On his TV show with Roger Ebert, Richard Roeper objected to the film’s stand against capital punishment, complaining that we get no sense of what repercussions the murder has in the community. I’m not sure how he failed to notice the angry crowd who precipitate the accident that kills the second fisherman as he’s being taken to prison, but it is true that the movie stacks the deck in Auguste’s favor and displays no curiosity about the murder victim — a form of indirect dramatic expediency that’s also evident in the way the film shows us the murder only as a flashback during Auguste’s trial and reveals the verdict only when a boy delivers the news to the local tavern. Yet if one believes, as I do, that capital punishment is both barbaric and ineffectual as a deterrent against crime, then the deck stacking is no more objectionable than the casting of big stars to play the sexy leads. In fact, it’s a strategy that evokes Steven Spielberg at his canniest, as it hones in on a story and an emotional tone without the distraction of thought.
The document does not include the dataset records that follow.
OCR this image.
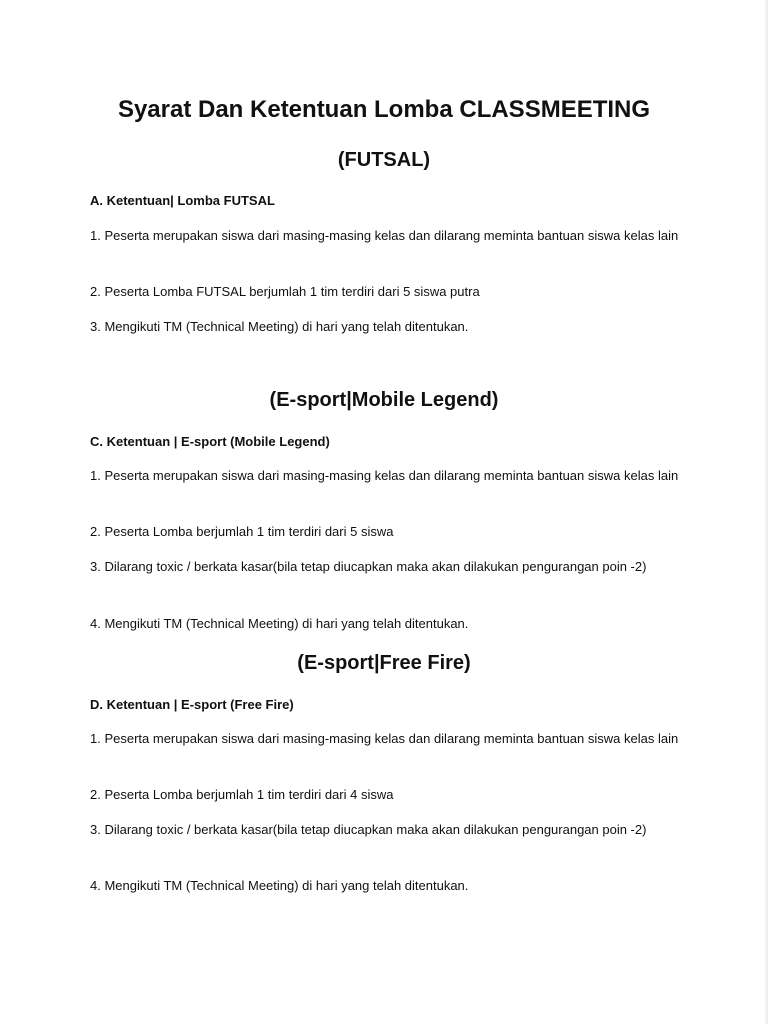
Syarat Dan Ketentuan Lomba CLASSMEETING
(FUTSAL)

A. Ketentuan| Lomba FUTSAL

1. Peserta merupakan siswa dari masing-masing kelas dan dilarang meminta bantuan siswa kelas lain

2. Peserta Lomba FUTSAL berjumlah 1 tim terdiri dari 5 siswa putra

3. Mengikuti TM (Technical Meeting) di hari yang telah ditentukan.

(E-sport|Mobile Legend)

C. Ketentuan | E-sport (Mobile Legend)

1. Peserta merupakan siswa dari masing-masing kelas dan dilarang meminta bantuan siswa kelas lain

2. Peserta Lomba berjumlah 1 tim terdiri dari 5 siswa

3. Dilarang toxic / berkata kasar(bila tetap diucapkan maka akan dilakukan pengurangan poin -2)

4. Mengikuti TM (Technical Meeting) di hari yang telah ditentukan.

(E-sport|Free Fire)

D. Ketentuan | E-sport (Free Fire)

1. Peserta merupakan siswa dari masing-masing kelas dan dilarang meminta bantuan siswa kelas lain

2. Peserta Lomba berjumlah 1 tim terdiri dari 4 siswa

3. Dilarang toxic / berkata kasar(bila tetap diucapkan maka akan dilakukan pengurangan poin -2)

4. Mengikuti TM (Technical Meeting) di hari yang telah ditentukan.
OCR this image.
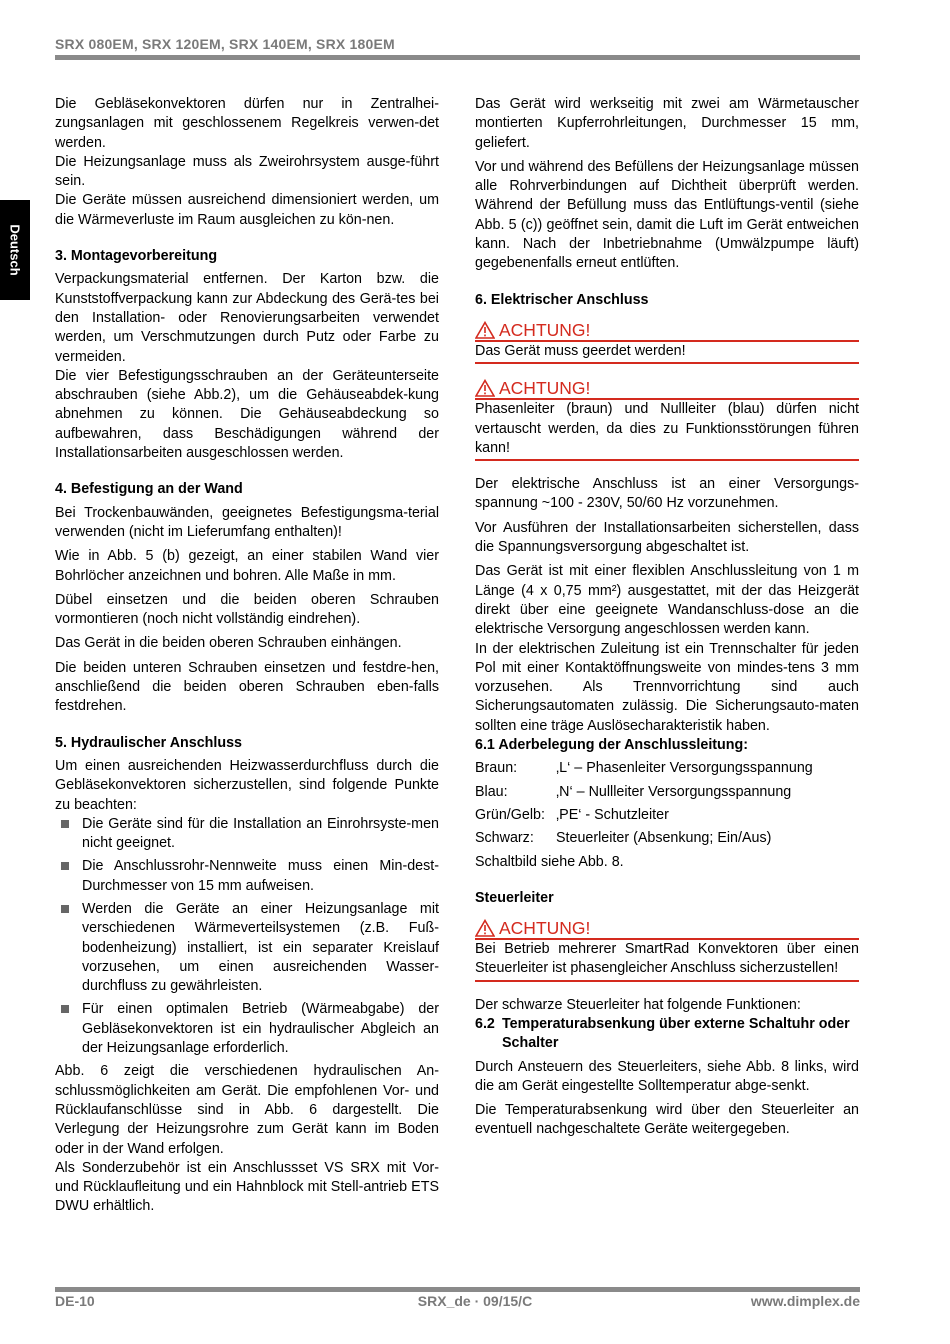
SRX 080EM, SRX 120EM, SRX 140EM, SRX 180EM
Deutsch

Die Gebläsekonvektoren dürfen nur in Zentralhei-zungsanlagen mit geschlossenem Regelkreis verwen-det werden.

Die Heizungsanlage muss als Zweirohrsystem ausge-führt sein.

Die Geräte müssen ausreichend dimensioniert werden, um die Wärmeverluste im Raum ausgleichen zu kön-nen.

3. Montagevorbereitung

Verpackungsmaterial entfernen. Der Karton bzw. die Kunststoffverpackung kann zur Abdeckung des Gerä-tes bei den Installation- oder Renovierungsarbeiten verwendet werden, um Verschmutzungen durch Putz oder Farbe zu vermeiden.

Die vier Befestigungsschrauben an der Geräteunterseite abschrauben (siehe Abb.2), um die Gehäuseabdek-kung abnehmen zu können. Die Gehäuseabdeckung so aufbewahren, dass Beschädigungen während der Installationsarbeiten ausgeschlossen werden.

4. Befestigung an der Wand

Bei Trockenbauwänden, geeignetes Befestigungsma-terial verwenden (nicht im Lieferumfang enthalten)!

Wie in Abb. 5 (b) gezeigt, an einer stabilen Wand vier Bohrlöcher anzeichnen und bohren. Alle Maße in mm.

Dübel einsetzen und die beiden oberen Schrauben vormontieren (noch nicht vollständig eindrehen).

Das Gerät in die beiden oberen Schrauben einhängen.

Die beiden unteren Schrauben einsetzen und festdre-hen, anschließend die beiden oberen Schrauben eben-falls festdrehen.

5. Hydraulischer Anschluss

Um einen ausreichenden Heizwasserdurchfluss durch die Gebläsekonvektoren sicherzustellen, sind folgende Punkte zu beachten:

Die Geräte sind für die Installation an Einrohrsyste-men nicht geeignet.
Die Anschlussrohr-Nennweite muss einen Min-dest-Durchmesser von 15 mm aufweisen.
Werden die Geräte an einer Heizungsanlage mit verschiedenen Wärmeverteilsystemen (z.B. Fuß-bodenheizung) installiert, ist ein separater Kreislauf vorzusehen, um einen ausreichenden Wasser-durchfluss zu gewährleisten.
Für einen optimalen Betrieb (Wärmeabgabe) der Gebläsekonvektoren ist ein hydraulischer Abgleich an der Heizungsanlage erforderlich.

Abb. 6 zeigt die verschiedenen hydraulischen An-schlussmöglichkeiten am Gerät. Die empfohlenen Vor- und Rücklaufanschlüsse sind in Abb. 6 dargestellt. Die Verlegung der Heizungsrohre zum Gerät kann im Boden oder in der Wand erfolgen.

Als Sonderzubehör ist ein Anschlussset VS SRX mit Vor- und Rücklaufleitung und ein Hahnblock mit Stell-antrieb ETS DWU erhältlich.

Das Gerät wird werkseitig mit zwei am Wärmetauscher montierten Kupferrohrleitungen, Durchmesser 15 mm, geliefert.

Vor und während des Befüllens der Heizungsanlage müssen alle Rohrverbindungen auf Dichtheit überprüft werden. Während der Befüllung muss das Entlüftungs-ventil (siehe Abb. 5 (c)) geöffnet sein, damit die Luft im Gerät entweichen kann. Nach der Inbetriebnahme (Umwälzpumpe läuft) gegebenenfalls erneut entlüften.

6. Elektrischer Anschluss
ACHTUNG!
Das Gerät muss geerdet werden!
ACHTUNG!
Phasenleiter (braun) und Nullleiter (blau) dürfen nicht vertauscht werden, da dies zu Funktionsstörungen führen kann!

Der elektrische Anschluss ist an einer Versorgungs-spannung ~100 - 230V, 50/60 Hz vorzunehmen.

Vor Ausführen der Installationsarbeiten sicherstellen, dass die Spannungsversorgung abgeschaltet ist.

Das Gerät ist mit einer flexiblen Anschlussleitung von 1 m Länge (4 x 0,75 mm²) ausgestattet, mit der das Heizgerät direkt über eine geeignete Wandanschluss-dose an die elektrische Versorgung angeschlossen werden kann.

In der elektrischen Zuleitung ist ein Trennschalter für jeden Pol mit einer Kontaktöffnungsweite von mindes-tens 3 mm vorzusehen. Als Trennvorrichtung sind auch Sicherungsautomaten zulässig. Die Sicherungsauto-maten sollten eine träge Auslösecharakteristik haben.

6.1 Aderbelegung der Anschlussleitung:
Braun:	‚L‘ – Phasenleiter Versorgungsspannung
Blau:	‚N‘ – Nullleiter Versorgungsspannung
Grün/Gelb: ‚PE‘ - Schutzleiter
Schwarz:	Steuerleiter (Absenkung; Ein/Aus)

Schaltbild siehe Abb. 8.

Steuerleiter
ACHTUNG!
Bei Betrieb mehrerer SmartRad Konvektoren über einen Steuerleiter ist phasengleicher Anschluss sicherzustellen!

Der schwarze Steuerleiter hat folgende Funktionen:

6.2 Temperaturabsenkung über externe Schaltuhr oder Schalter

Durch Ansteuern des Steuerleiters, siehe Abb. 8 links, wird die am Gerät eingestellte Solltemperatur abge-senkt.

Die Temperaturabsenkung wird über den Steuerleiter an eventuell nachgeschaltete Geräte weitergegeben.

DE-10	SRX_de · 09/15/C	www.dimplex.de
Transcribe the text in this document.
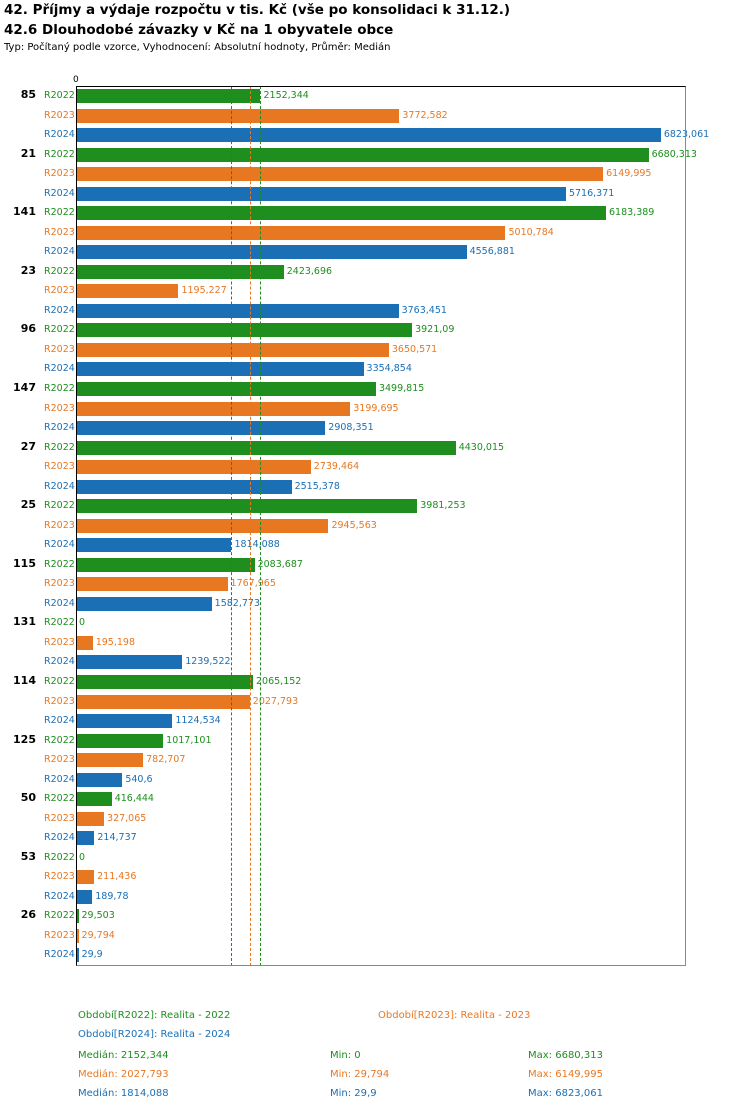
42. Příjmy a výdaje rozpočtu v tis. Kč (vše po konsolidaci k 31.12.)
42.6 Dlouhodobé závazky v Kč na 1 obyvatele obce
Typ: Počítaný podle vzorce, Vyhodnocení: Absolutní hodnoty, Průměr: Medián
0
85 R2022	2152,344
R2023	3772,582
R2024	6823,061
21 R2022	6680,313
R2023	6149,995
R2024	5716,371
141 R2022	6183,389
R2023	5010,784
R2024	4556,881
23 R2022	2423,696
R2023	1195,227
R2024	3763,451
96 R2022	3921,09
R2023	3650,571
R2024	3354,854
147 R2022	3499,815
R2023	3199,695
R2024	2908,351
27 R2022	4430,015
R2023	2739,464
R2024	2515,378
25 R2022	3981,253
R2023	2945,563
R2024	1814,088
115 R2022	2083,687
R2023	1767,965
R2024	1582,773
131 R2022 0
R2023 195,198
R2024	1239,522
114 R2022	2065,152
R2023	2027,793
R2024	1124,534
125 R2022	1017,101
R2023	782,707
R2024	540,6
50 R2022	416,444
R2023	327,065
R2024 214,737
53 R2022 0
R2023 211,436
R2024 189,78
26 R2022 29,503
R2023 29,794
R2024 29,9
Období[R2022]: Realita - 2022	Období[R2023]: Realita - 2023
Období[R2024]: Realita - 2024
Medián: 2152,344	Min: 0	Max: 6680,313
Medián: 2027,793	Min: 29,794	Max: 6149,995
Medián: 1814,088	Min: 29,9	Max: 6823,061
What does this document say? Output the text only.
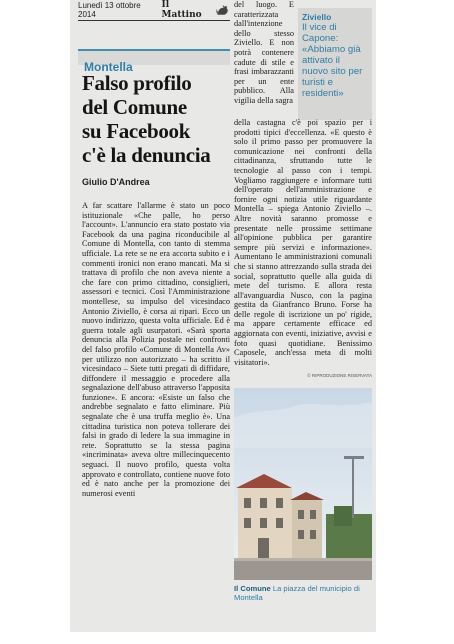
Lunedì 13 ottobre 2014
Il Mattino
Montella
Falso profilo
del Comune
su Facebook
c'è la denuncia
Giulio D'Andrea

A far scattare l'allarme è stato un poco istituzionale «Che palle, ho perso l'account». L'annuncio era stato postato via Facebook da una pagina riconducibile al Comune di Montella, con tanto di stemma ufficiale. La rete se ne era accorta subito e i commenti ironici non erano mancati. Ma si trattava di profilo che non aveva niente a che fare con primo cittadino, consiglieri, assessori e tecnici. Così l'Amministrazione montellese, su impulso del vicesindaco Antonio Ziviello, è corsa ai ripari. Ecco un nuovo indirizzo, questa volta ufficiale. Ed è guerra totale agli usurpatori. «Sarà sporta denuncia alla Polizia postale nei confronti del falso profilo «Comune di Montella Av» per utilizzo non autorizzato – ha scritto il vicesindaco – Siete tutti pregati di diffidare, diffondere il messaggio e procedere alla segnalazione dell'abuso attraverso l'apposita funzione». E ancora: «Esiste un falso che andrebbe segnalato e fatto eliminare. Più segnalate che è una truffa meglio è». Una cittadina turistica non poteva tollerare dei falsi in grado di ledere la sua immagine in rete. Soprattutto se la stessa pagina «incriminata» aveva oltre millecinquecento seguaci. Il nuovo profilo, questa volta approvato e controllato, contiene nuove foto ed è nato anche per la promozione dei numerosi eventi

del luogo. E caratterizzata dall'intenzione dello stesso Ziviello. E non potrà contenere cadute di stile e frasi imbarazzanti per un ente pubblico. Alla vigilia della sagra

Ziviello
Il vice di Capone: «Abbiamo già attivato il nuovo sito per turisti e residenti»

della castagna c'è poi spazio per i prodotti tipici d'eccellenza. «E questo è solo il primo passo per promuovere la comunicazione nei confronti della cittadinanza, sfruttando tutte le tecnologie al passo con i tempi. Vogliamo raggiungere e informare tutti dell'operato dell'amministrazione e fornire ogni notizia utile riguardante Montella – spiega Antonio Ziviello –. Altre novità saranno promosse e presentate nelle prossime settimane all'opinione pubblica per garantire sempre più servizi e informazione». Aumentano le amministrazioni comunali che si stanno attrezzando sulla strada dei social, soprattutto quelle alla guida di mete del turismo. E allora resta all'avanguardia Nusco, con la pagina gestita da Gianfranco Bruno. Forse ha delle regole di iscrizione un po' rigide, ma appare certamente efficace ed aggiornata con eventi, iniziative, avvisi e foto quasi quotidiane. Benissimo Caposele, anch'essa meta di molti visitatori».

© RIPRODUZIONE RISERVATA
Il Comune La piazza del municipio di Montella
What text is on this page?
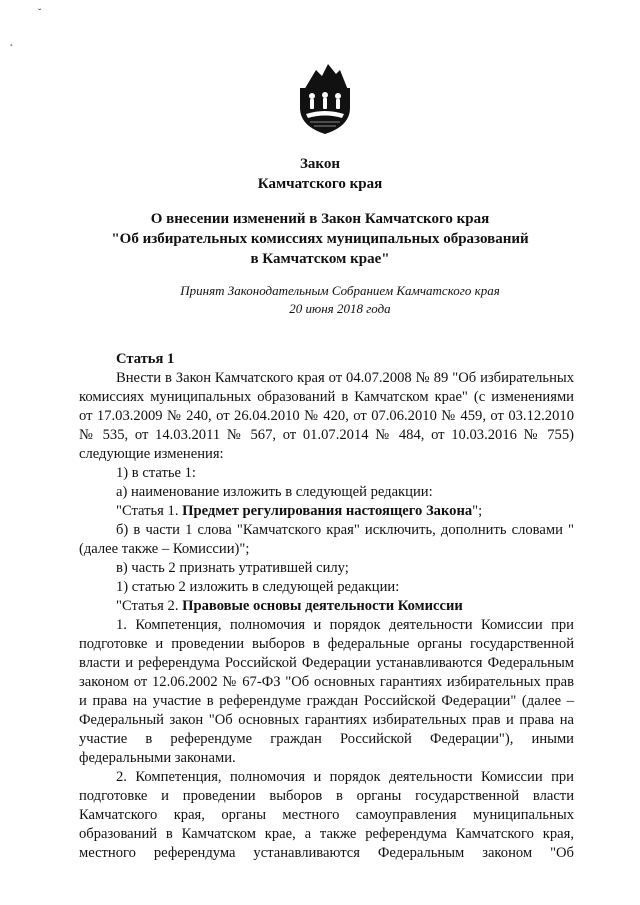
ˇ
˛
Закон
Камчатского края
О внесении изменений в Закон Камчатского края
"Об избирательных комиссиях муниципальных образований
в Камчатском крае"
Принят Законодательным Собранием Камчатского края
20 июня 2018 года

Статья 1

Внести в Закон Камчатского края от 04.07.2008 № 89 "Об избирательных комиссиях муниципальных образований в Камчатском крае" (с изменениями от 17.03.2009 № 240, от 26.04.2010 № 420, от 07.06.2010 № 459, от 03.12.2010 № 535, от 14.03.2011 № 567, от 01.07.2014 № 484, от 10.03.2016 № 755) следующие изменения:

1) в статье 1:

а) наименование изложить в следующей редакции:

"Статья 1. Предмет регулирования настоящего Закона";

б) в части 1 слова "Камчатского края" исключить, дополнить словами "(далее также – Комиссии)";

в) часть 2 признать утратившей силу;

1) статью 2 изложить в следующей редакции:

"Статья 2. Правовые основы деятельности Комиссии

1. Компетенция, полномочия и порядок деятельности Комиссии при подготовке и проведении выборов в федеральные органы государственной власти и референдума Российской Федерации устанавливаются Федеральным законом от 12.06.2002 № 67-ФЗ "Об основных гарантиях избирательных прав и права на участие в референдуме граждан Российской Федерации" (далее – Федеральный закон "Об основных гарантиях избирательных прав и права на участие в референдуме граждан Российской Федерации"), иными федеральными законами.

2. Компетенция, полномочия и порядок деятельности Комиссии при подготовке и проведении выборов в органы государственной власти Камчатского края, органы местного самоуправления муниципальных образований в Камчатском крае, а также референдума Камчатского края, местного референдума устанавливаются Федеральным законом "Об
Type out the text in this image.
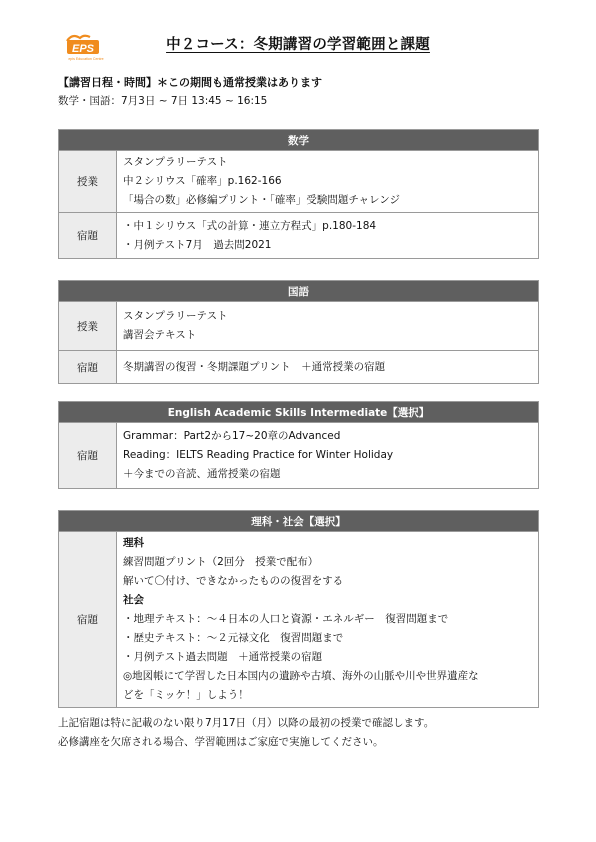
EPS
epis Education Centre
中２コース：冬期講習の学習範囲と課題
【講習日程・時間】＊この期間も通常授業はあります
数学・国語：7月3日 ~ 7日 13:45 ~ 16:15
数学	
授業	スタンプラリーテスト
中２シリウス「確率」p.162-166
「場合の数」必修編プリント・「確率」受験問題チャレンジ

宿題	・中１シリウス「式の計算・連立方程式」p.180-184
・月例テスト7月　過去問2021
国語	
授業	スタンプラリーテスト
講習会テキスト

宿題	冬期講習の復習・冬期課題プリント　＋通常授業の宿題
English Academic Skills Intermediate【選択】
宿題	
Grammar：Part2から17~20章のAdvanced
Reading：IELTS Reading Practice for Winter Holiday
＋今までの音読、通常授業の宿題
理科・社会【選択】
宿題	
理科
練習問題プリント（2回分　授業で配布）
解いて〇付け、できなかったものの復習をする
社会
・地理テキスト：～４日本の人口と資源・エネルギー　復習問題まで
・歴史テキスト：～２元禄文化　復習問題まで
・月例テスト過去問題　＋通常授業の宿題
◎地図帳にて学習した日本国内の遺跡や古墳、海外の山脈や川や世界遺産な
どを「ミッケ！」しよう！
上記宿題は特に記載のない限り7月17日（月）以降の最初の授業で確認します。
必修講座を欠席される場合、学習範囲はご家庭で実施してください。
From time to time, The Widow of Saint-Pierre, like Spielberg’s movies, creates the illusion that it’s fostering consideration of an important issue. But Leconte — working as his own cameraman, as he customarily does, and favoring flurries of movement shot with a handheld camera to indicate his own feelings — sometimes prefers to muddle whatever issues Claude Faraldo’s screenplay raises. He opts for pure emotive responses, while offering attractive visuals — the lighting of interiors throughout is exquisite — to distract us from asking too many questions about the characters. Less forgivably, he allows Auguste to remain a cipher, thereby undercutting any nuanced reflection on his situation; perhaps this is a consequence of the overarching class bias of the film as it focuses on the two leads and their bourgeois comforts, virtually guaranteeing that we identify almost exclusively with them and distancing us from Auguste — and everyone else. Leconte certainly has the skill to hold us, but only if we refuse to think too much.